Reading through my notes on the stories in this collection, two words kept cropping up: “imaginative” and “compelling”. DeMeester continually presents you with different, surprising scenarios, and it was interesting to see where she took them.
There were instances where I wasn’t sure if I’d interpreted the ending correctly, or generally wondered what on Earth I’d just read, but I suspect that may have been the author’s intent.
A theme that runs through quite a few of the stories is that of unusual parent-child relationships, particularly between mothers and daughters and often at adolescence, when girls really start to stake out their identities as individuals and – so the trope goes – have a heightened sensitivity to the supernatural.
To name a few examples, a teenage girl is seduced into witchcraft (The Tying of Tongues); a mother discovers the entity she worships only wants her daughter as sacrifice, and not the pair of them as she always planned (The Marking); and a young adult is required to take up the mantle of healer and diviner when her mother dies, but her magic comes in a darker shade than that of her predecessor (The Lightning Bird).
Siblings are an adjacent standout theme.
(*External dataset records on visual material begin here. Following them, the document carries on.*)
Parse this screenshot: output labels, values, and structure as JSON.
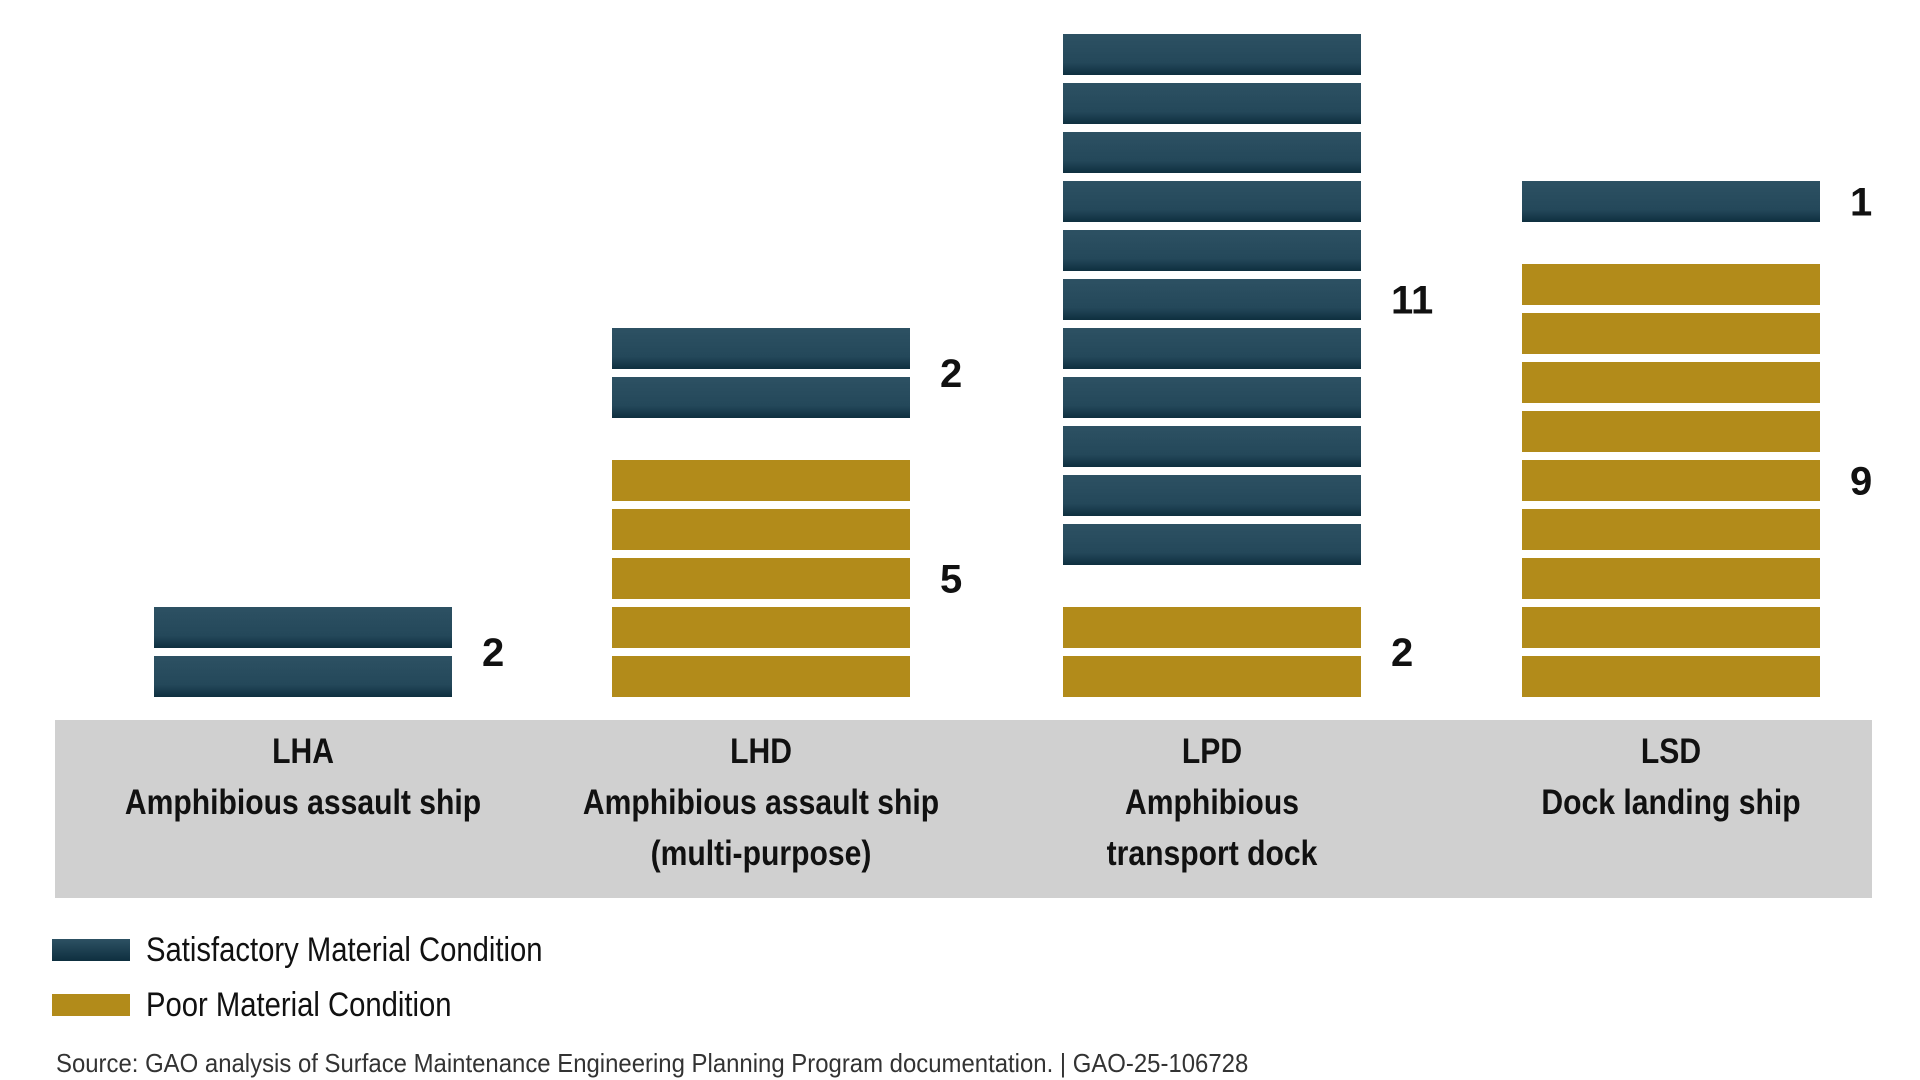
{
  "chart_data": {
    "type": "bar",
    "subtype": "stacked-unit-bars",
    "categories": [
      {
        "code": "LHA",
        "lines": [
          "LHA",
          "Amphibious assault ship"
        ]
      },
      {
        "code": "LHD",
        "lines": [
          "LHD",
          "Amphibious assault ship",
          "(multi-purpose)"
        ]
      },
      {
        "code": "LPD",
        "lines": [
          "LPD",
          "Amphibious",
          "transport dock"
        ]
      },
      {
        "code": "LSD",
        "lines": [
          "LSD",
          "Dock landing ship"
        ]
      }
    ],
    "series": [
      {
        "name": "Satisfactory Material Condition",
        "color": "#24485a",
        "values": [
          2,
          2,
          11,
          1
        ]
      },
      {
        "name": "Poor Material Condition",
        "color": "#b28b1a",
        "values": [
          0,
          5,
          2,
          9
        ]
      }
    ],
    "legend_position": "bottom-left",
    "grid": false
  },
  "legend": [
    {
      "label": "Satisfactory Material Condition",
      "color": "#24485a"
    },
    {
      "label": "Poor Material Condition",
      "color": "#b28b1a"
    }
  ],
  "source": "Source: GAO analysis of Surface Maintenance Engineering Planning Program documentation.  |  GAO-25-106728"
}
In Birthright, two teenage sisters share dreams of a “Dark Lady” which spill over into waking life and relate to the late mother they barely remember; in All That Is Refracted, Broken, a small boy who wasn’t supposed to survive can only look at his older sister using a mirror; and in December Skin, a young man attempts to save his sister, who’s taken to unconsciously eating living beings at night, from herself.
A few other stories in this collection similarly make use of dreams or dreamlike imagery, and/or involve characters consuming gross things.
As the summaries above suggest, loss is another major theme, whether characters are trying to come to terms with, reverse, or prevent it. I was especially moved by the title story, where a former dancer with MS carves an intricate door that restores his health, and To Sleep in the Dust of the Earth, where a woman mourning her four-year-old son turns to a strange old schoolfriend with a curious gift for retrieving lost things. I found the latter particularly haunting and sad.
Everything That’s Underneath is an imaginative and compelling short story collection that cuts deep.